Le harcèlement scolaire peut détruire des vies. Et même lorsque ces violences physiques ou verbales cessent, à la fin du collège ou du lycée notamment, ceux qui y ont été confrontés ne sont pas tirés d’affaire pour autant. “J’ai beaucoup de mal à faire confiance aux autres, dans ma vie personnelle mais aussi professionnelle”, nous explique Judith*, 33 ans, moquée à l’école primaire et au collège pour sa grande taille et ses poils noirs sur les bras. Elle est encore aujourd’hui très méfiante vis-à-vis des autres : “J’ai toujours peur qu’on se moque de moi dans mon dos. Je préfère être seule.” La jeune femme qui a aujourd’hui peu d’amis estime que le harcèlement dont elle a fait l’objet plus jeune “a très certainement” eu un impact sur la façon dont elle se comporte aujourd’hui. Et dans son rapport avec son corps.
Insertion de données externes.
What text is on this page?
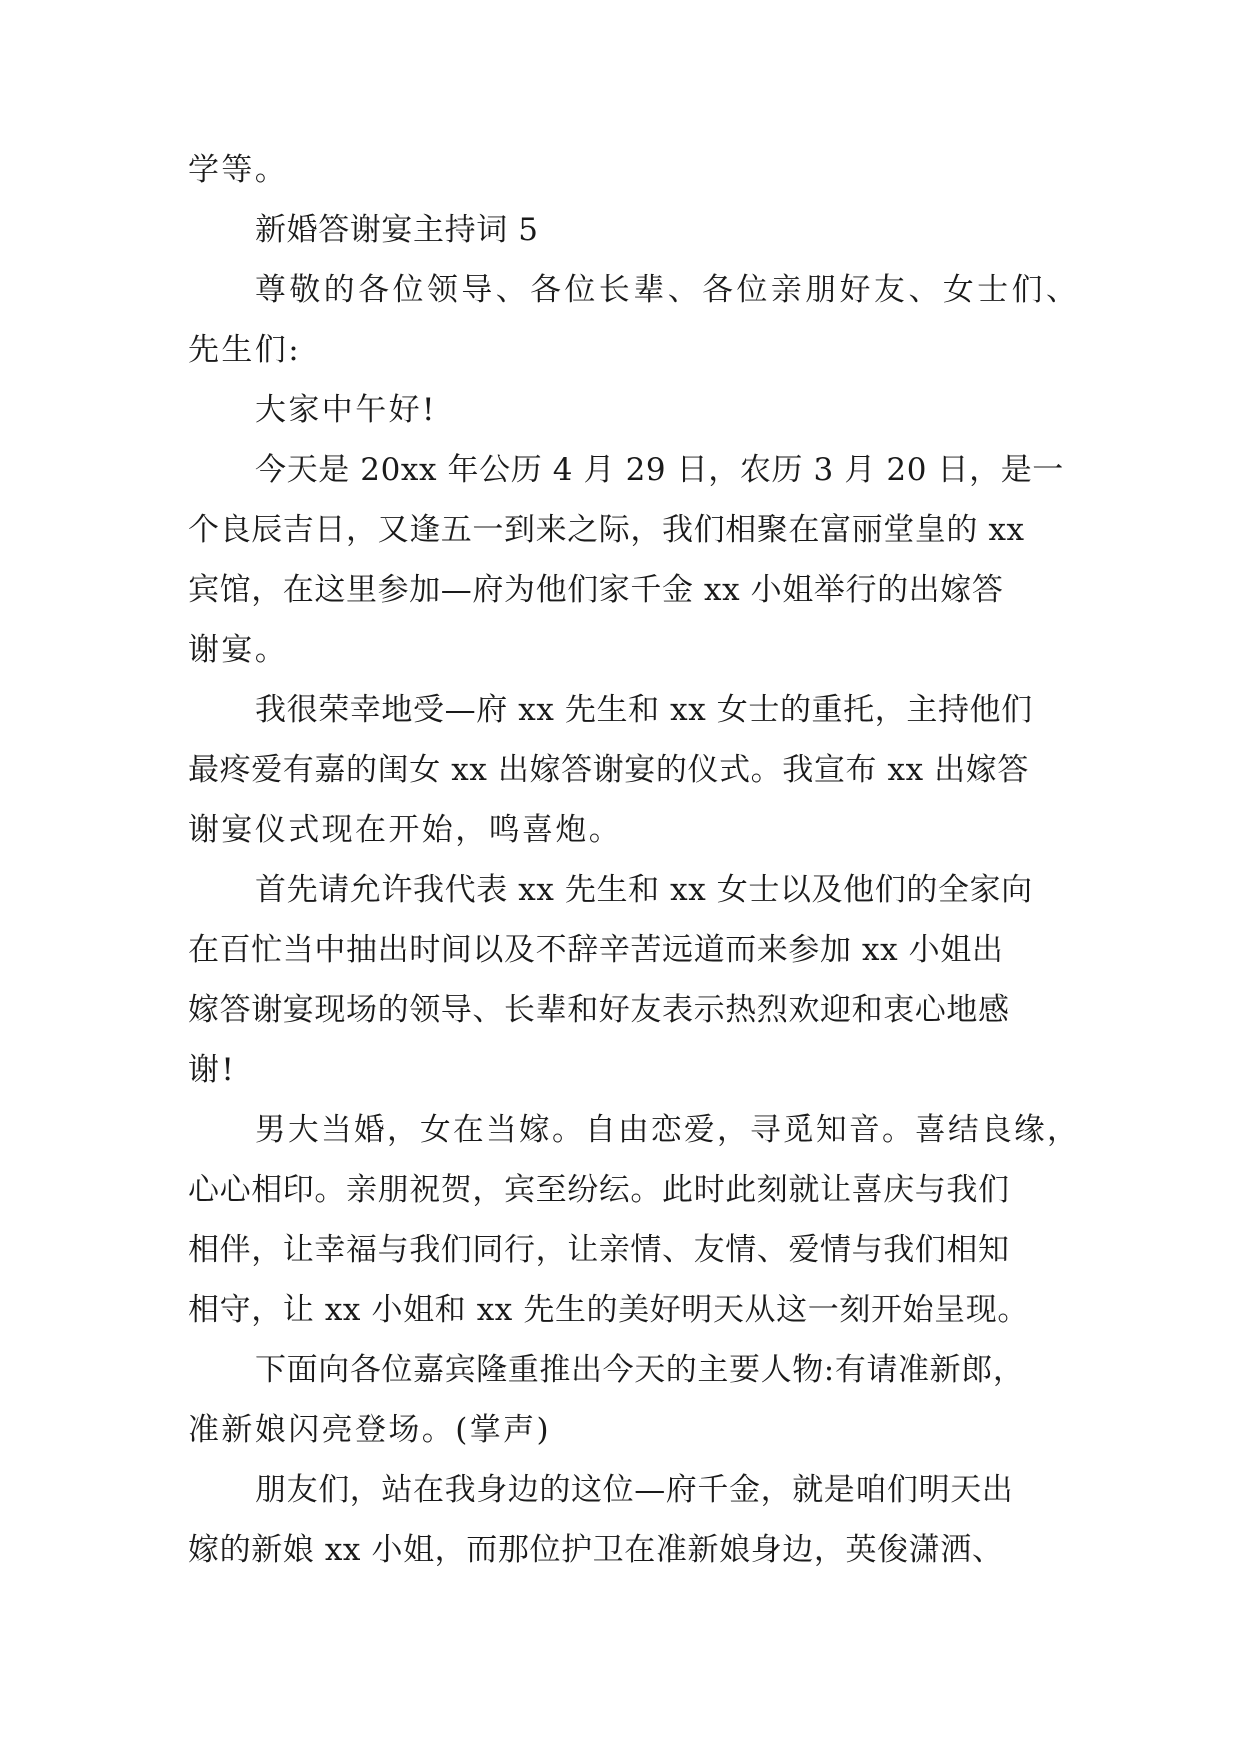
学等。
新婚答谢宴主持词 5
尊敬的各位领导、各位长辈、各位亲朋好友、女士们、
先生们:
大家中午好!
今天是 20xx 年公历 4 月 29 日，农历 3 月 20 日，是一
个良辰吉日，又逢五一到来之际，我们相聚在富丽堂皇的 xx
宾馆，在这里参加—府为他们家千金 xx 小姐举行的出嫁答
谢宴。
我很荣幸地受—府 xx 先生和 xx 女士的重托，主持他们
最疼爱有嘉的闺女 xx 出嫁答谢宴的仪式。我宣布 xx 出嫁答
谢宴仪式现在开始，鸣喜炮。
首先请允许我代表 xx 先生和 xx 女士以及他们的全家向
在百忙当中抽出时间以及不辞辛苦远道而来参加 xx 小姐出
嫁答谢宴现场的领导、长辈和好友表示热烈欢迎和衷心地感
谢!
男大当婚，女在当嫁。自由恋爱，寻觅知音。喜结良缘，
心心相印。亲朋祝贺，宾至纷纭。此时此刻就让喜庆与我们
相伴，让幸福与我们同行，让亲情、友情、爱情与我们相知
相守，让 xx 小姐和 xx 先生的美好明天从这一刻开始呈现。
下面向各位嘉宾隆重推出今天的主要人物:有请准新郎，
准新娘闪亮登场。(掌声)
朋友们，站在我身边的这位—府千金，就是咱们明天出
嫁的新娘 xx 小姐，而那位护卫在准新娘身边，英俊潇洒、
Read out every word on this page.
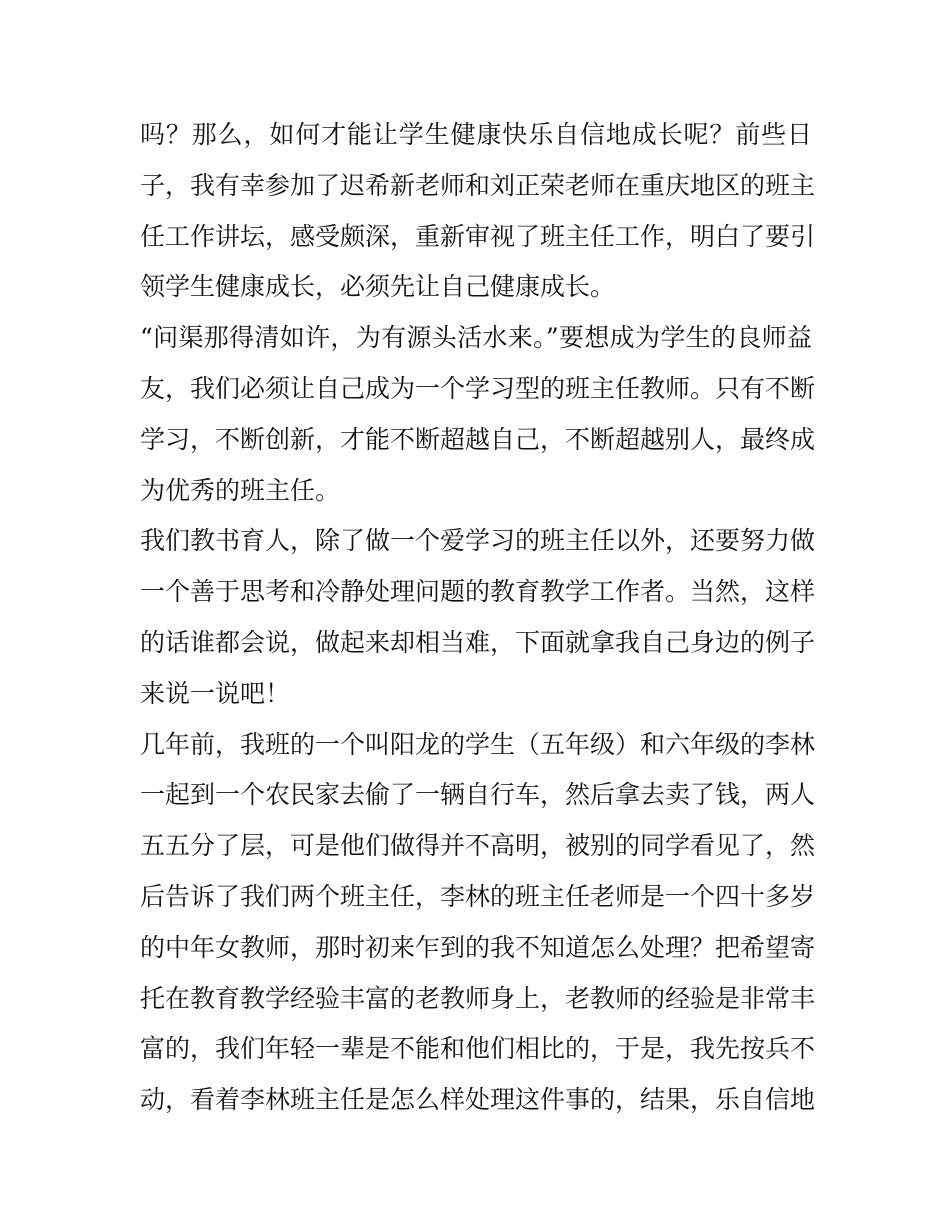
吗？那么，如何才能让学生健康快乐自信地成长呢？前些日
子，我有幸参加了迟希新老师和刘正荣老师在重庆地区的班主
任工作讲坛，感受颇深，重新审视了班主任工作，明白了要引
领学生健康成长，必须先让自己健康成长。
“问渠那得清如许，为有源头活水来。”要想成为学生的良师益
友，我们必须让自己成为一个学习型的班主任教师。只有不断
学习，不断创新，才能不断超越自己，不断超越别人，最终成
为优秀的班主任。
我们教书育人，除了做一个爱学习的班主任以外，还要努力做
一个善于思考和冷静处理问题的教育教学工作者。当然，这样
的话谁都会说，做起来却相当难，下面就拿我自己身边的例子
来说一说吧！
几年前，我班的一个叫阳龙的学生（五年级）和六年级的李林
一起到一个农民家去偷了一辆自行车，然后拿去卖了钱，两人
五五分了层，可是他们做得并不高明，被别的同学看见了，然
后告诉了我们两个班主任，李林的班主任老师是一个四十多岁
的中年女教师，那时初来乍到的我不知道怎么处理？把希望寄
托在教育教学经验丰富的老教师身上，老教师的经验是非常丰
富的，我们年轻一辈是不能和他们相比的，于是，我先按兵不
动，看着李林班主任是怎么样处理这件事的，结果，乐自信地
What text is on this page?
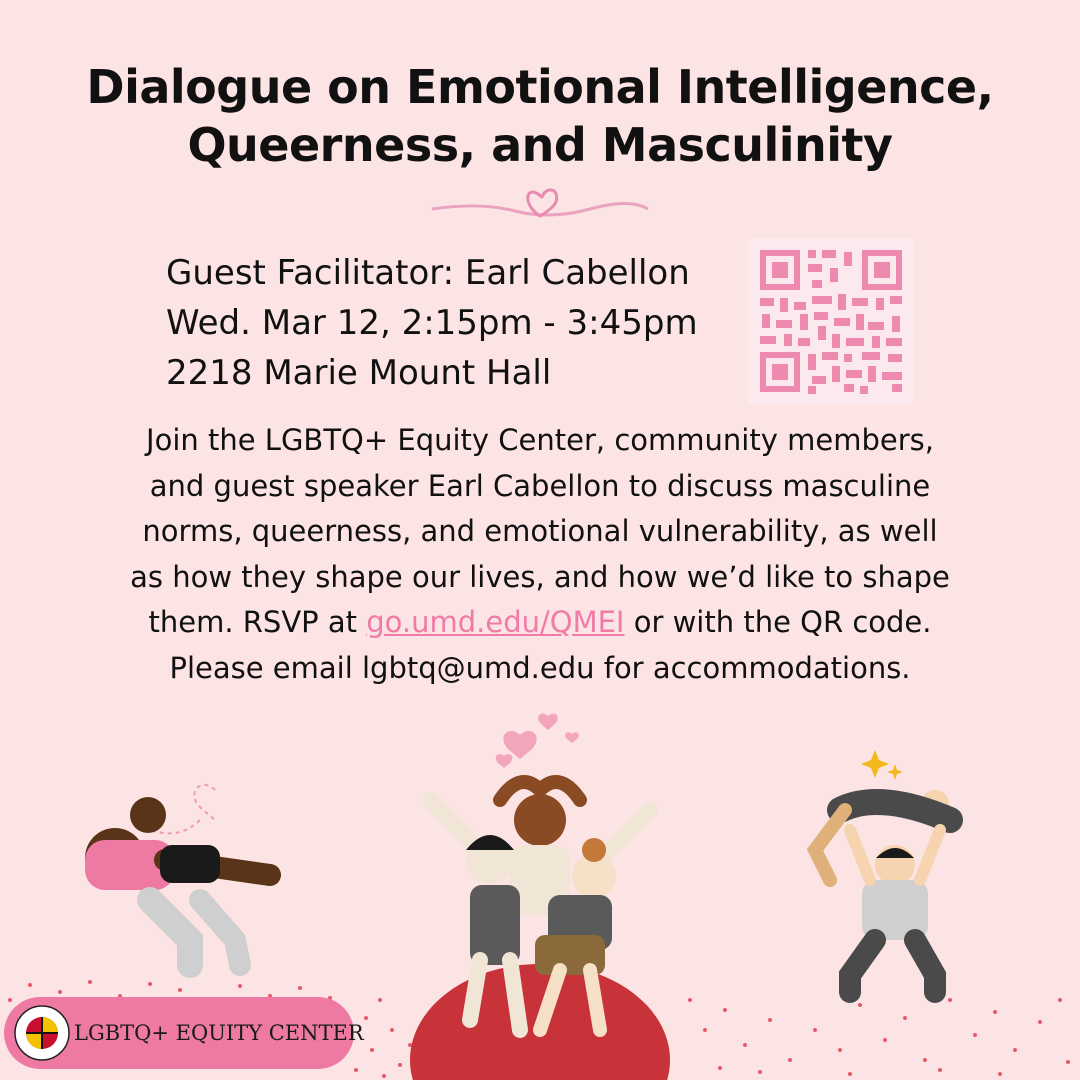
Dialogue on Emotional Intelligence,
Queerness, and Masculinity
Guest Facilitator: Earl Cabellon
Wed. Mar 12, 2:15pm - 3:45pm
2218 Marie Mount Hall
Join the LGBTQ+ Equity Center, community members,
and guest speaker Earl Cabellon to discuss masculine
norms, queerness, and emotional vulnerability, as well
as how they shape our lives, and how we’d like to shape
them. RSVP at go.umd.edu/QMEI or with the QR code.
Please email lgbtq@umd.edu for accommodations.
LGBTQ+ EQUITY CENTER
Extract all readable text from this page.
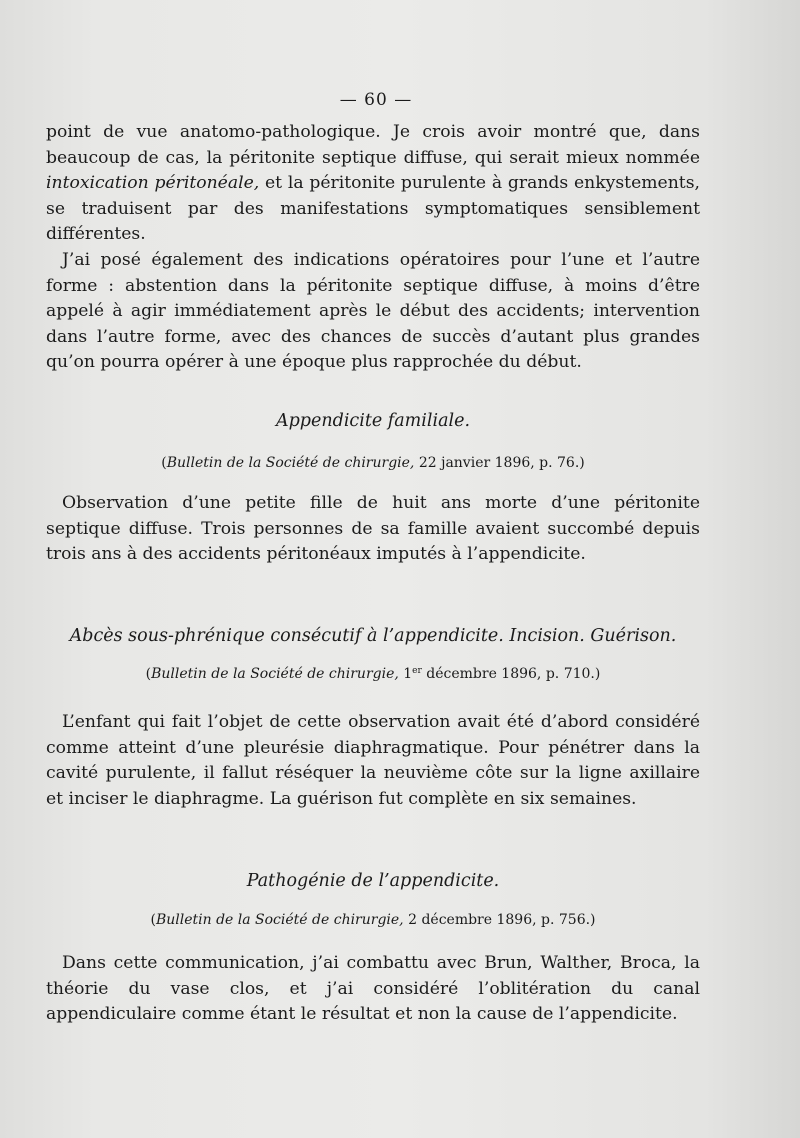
— 60 —

point de vue anatomo-pathologique. Je crois avoir montré que, dans beaucoup de cas, la péritonite septique diffuse, qui serait mieux nommée intoxication péritonéale, et la péritonite purulente à grands enkystements, se traduisent par des manifestations symptomatiques sensiblement différentes.

J’ai posé également des indications opératoires pour l’une et l’autre forme : abstention dans la péritonite septique diffuse, à moins d’être appelé à agir immédiatement après le début des accidents; intervention dans l’autre forme, avec des chances de succès d’autant plus grandes qu’on pourra opérer à une époque plus rapprochée du début.

Appendicite familiale.
(Bulletin de la Société de chirurgie, 22 janvier 1896, p. 76.)

Observation d’une petite fille de huit ans morte d’une péritonite septique diffuse. Trois personnes de sa famille avaient succombé depuis trois ans à des accidents péritonéaux imputés à l’appendicite.

Abcès sous-phrénique consécutif à l’appendicite. Incision. Guérison.
(Bulletin de la Société de chirurgie, 1er décembre 1896, p. 710.)

L’enfant qui fait l’objet de cette observation avait été d’abord considéré comme atteint d’une pleurésie diaphragmatique. Pour pénétrer dans la cavité purulente, il fallut réséquer la neuvième côte sur la ligne axillaire et inciser le diaphragme. La guérison fut complète en six semaines.

Pathogénie de l’appendicite.
(Bulletin de la Société de chirurgie, 2 décembre 1896, p. 756.)

Dans cette communication, j’ai combattu avec Brun, Walther, Broca, la théorie du vase clos, et j’ai considéré l’oblitération du canal appendiculaire comme étant le résultat et non la cause de l’appendicite.
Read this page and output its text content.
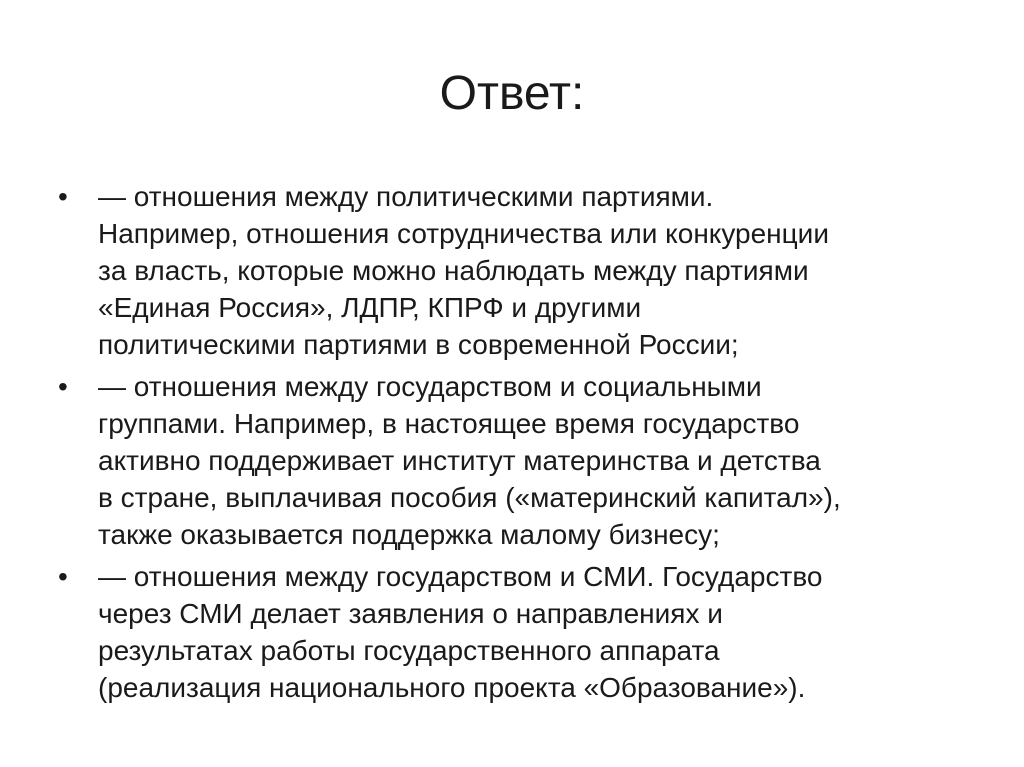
Ответ:
• — отношения между политическими партиями.
Например, отношения сотрудничества или конкуренции
за власть, которые можно наблюдать между партиями
«Единая Россия», ЛДПР, КПРФ и другими
политическими партиями в современной России;
• — отношения между государством и социальными
группами. Например, в настоящее время государство
активно поддерживает институт материнства и детства
в стране, выплачивая пособия («материнский капитал»),
также оказывается поддержка малому бизнесу;
• — отношения между государством и СМИ. Государство
через СМИ делает заявления о направлениях и
результатах работы государственного аппарата
(реализация национального проекта «Образование»).
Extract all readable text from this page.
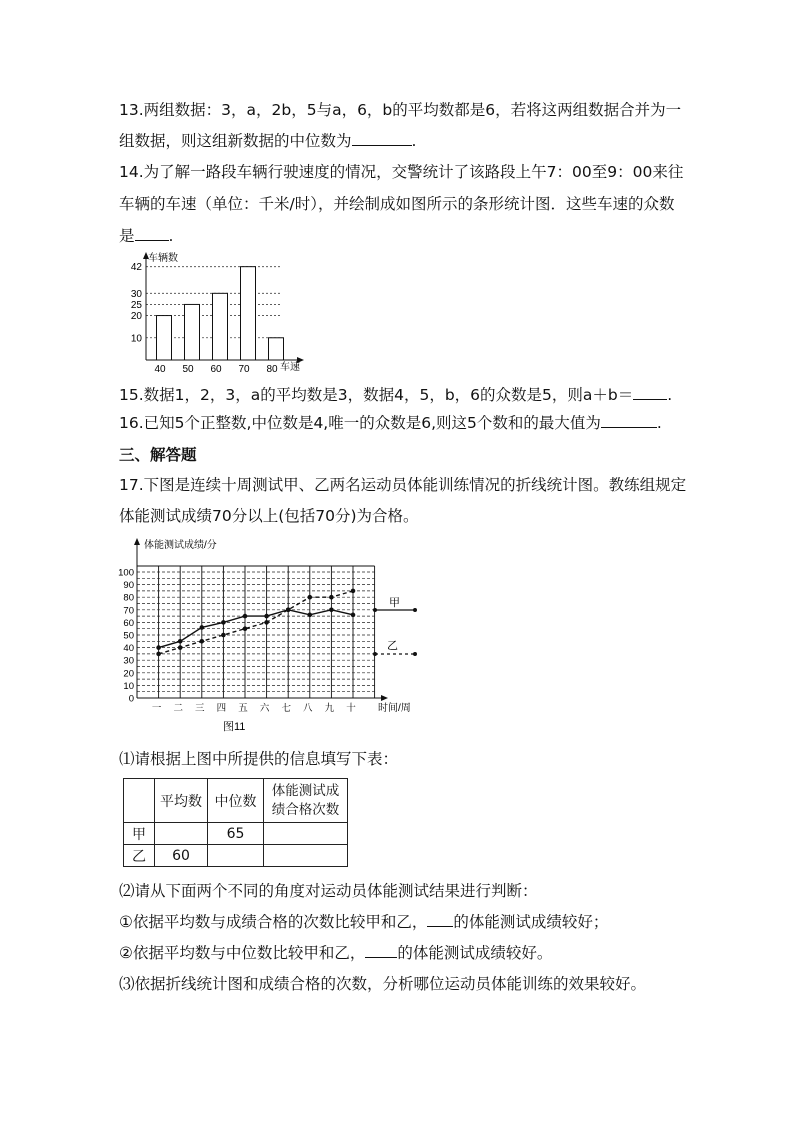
13.两组数据：3，a，2b，5与a，6，b的平均数都是6，若将这两组数据合并为一
组数据，则这组新数据的中位数为	.
14.为了解一路段车辆行驶速度的情况，交警统计了该路段上午7：00至9：00来往
车辆的车速（单位：千米/时），并绘制成如图所示的条形统计图．这些车速的众数
是 .
车辆数
车速
10
20
25
30
42
40 50 60 70 80
15.数据1，2，3，a的平均数是3，数据4，5，b，6的众数是5，则a＋b＝ .
16.已知5个正整数,中位数是4,唯一的众数是6,则这5个数和的最大值为	.
三、解答题
17.下图是连续十周测试甲、乙两名运动员体能训练情况的折线统计图。教练组规定
体能测试成绩70分以上(包括70分)为合格。
体能测试成绩/分
时间/周
图11
0
10
20
30
40
50
60
70
80
90
100
一 二 三 四 五 六 七 八 九 十
甲
乙
⑴请根据上图中所提供的信息填写下表：
	平均数	中位数	体能测试成
绩合格次数
甲		65	
乙	60		
⑵请从下面两个不同的角度对运动员体能测试结果进行判断：
①依据平均数与成绩合格的次数比较甲和乙， 的体能测试成绩较好；
②依据平均数与中位数比较甲和乙， 的体能测试成绩较好。
⑶依据折线统计图和成绩合格的次数，分析哪位运动员体能训练的效果较好。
La triple confiance brisée

Les violences verbales ou physiques répétées ont des impacts sur le développement d’un enfant et sa construction. Les conséquences peuvent donc être encore présentes à l’âge adulte. “Cela s’explique par le deuil d’une triple confiance : la confiance en soi (pourquoi j’ai subi ça ? Est-ce qu’il y a des caractéristiques qui le justifient ?), la confiance aux autres (on se dit qu’ils sont capables du pire et on se méfie davantage) et la confiance dans les institutions (personne ne peut nous protéger)”, détaille Bruno Humbeeck, professeur de psychopédagogie à l’Université de Mons en Belgique et auteur de l’ouvrage “Le harcèlement scolaire, guide pour les parents” (éd Odile Jacob).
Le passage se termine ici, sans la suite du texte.